The subject of Cambridge’s Sandars Lectures for 2013-2014 is the man whose bequest in 1895 instituted the Sandars Readership in Bibliography. Samuel Sandars (1837-1894) made many notable donations to the University Library during his lifetime, and complemented these with noteworthy collections of early English printing, books on vellum, fine bindings and over a hundred incunabula in his 1894 bequest, as well as the manuscripts which form the subject of this year’s lecture series, Samuel Sandars as collector of illuminated manuscripts. Professor Nigel Morgan, Emeritus Honorary Professor of the History of Art in the University of Cambridge, gave his first lecture on Wednesday February 26th. Two more lectures are planned for March 5th and March 12th.
Whilst Professor Morgan emphasised that Sandars was not a rich man when compared with some of the notable American collectors in the final decades of the nineteenth century, he estimates that Sandars gave a total of 150 manuscripts and cuttings to Cambridge. The majority are held in the University Library, with smaller collections in the Fitzwilliam Museum and Trinity College. In his first lecture Professor Morgan spoke about Sandars the collector of medieval and Renaissance manuscripts, and his relations with University Librarians Henry Bradshaw and Francis Jenkinson, and with M.R. James in his capacity as cataloguer of manuscripts and director of the Fitzwilliam Museum. The lecture made extensive reference to the manuscripts which Sandars presented to the University during his own lifetime.

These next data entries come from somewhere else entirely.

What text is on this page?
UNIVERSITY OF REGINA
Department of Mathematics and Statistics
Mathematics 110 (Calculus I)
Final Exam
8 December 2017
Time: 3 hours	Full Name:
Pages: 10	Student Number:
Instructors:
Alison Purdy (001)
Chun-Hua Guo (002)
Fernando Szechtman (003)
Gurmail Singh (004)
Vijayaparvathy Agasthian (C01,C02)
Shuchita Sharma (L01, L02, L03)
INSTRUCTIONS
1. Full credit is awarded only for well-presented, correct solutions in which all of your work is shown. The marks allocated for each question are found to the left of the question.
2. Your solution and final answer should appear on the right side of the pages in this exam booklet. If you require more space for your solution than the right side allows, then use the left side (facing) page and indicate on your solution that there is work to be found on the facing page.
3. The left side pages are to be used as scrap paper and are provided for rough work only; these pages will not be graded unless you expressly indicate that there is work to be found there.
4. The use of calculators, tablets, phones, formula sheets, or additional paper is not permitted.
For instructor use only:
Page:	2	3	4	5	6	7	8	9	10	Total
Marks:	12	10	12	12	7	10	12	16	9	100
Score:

Further consideration will be given to some of these in the remaining two lectures, which will also consider the substantial body of material which entered the University’s collections after the death of Sandars in 1894. Professor Morgan will organise his concluding lectures according to the place of origin of the manuscripts. The second lecture will cover the illuminated manuscripts of England, France, Holland and Flanders, and the third lecture those of Germany, Spain and Italy. Each lecture will end with the collection which Professor Morgan considers to be the best, the Flemish in the second lecture and the Italian in the third.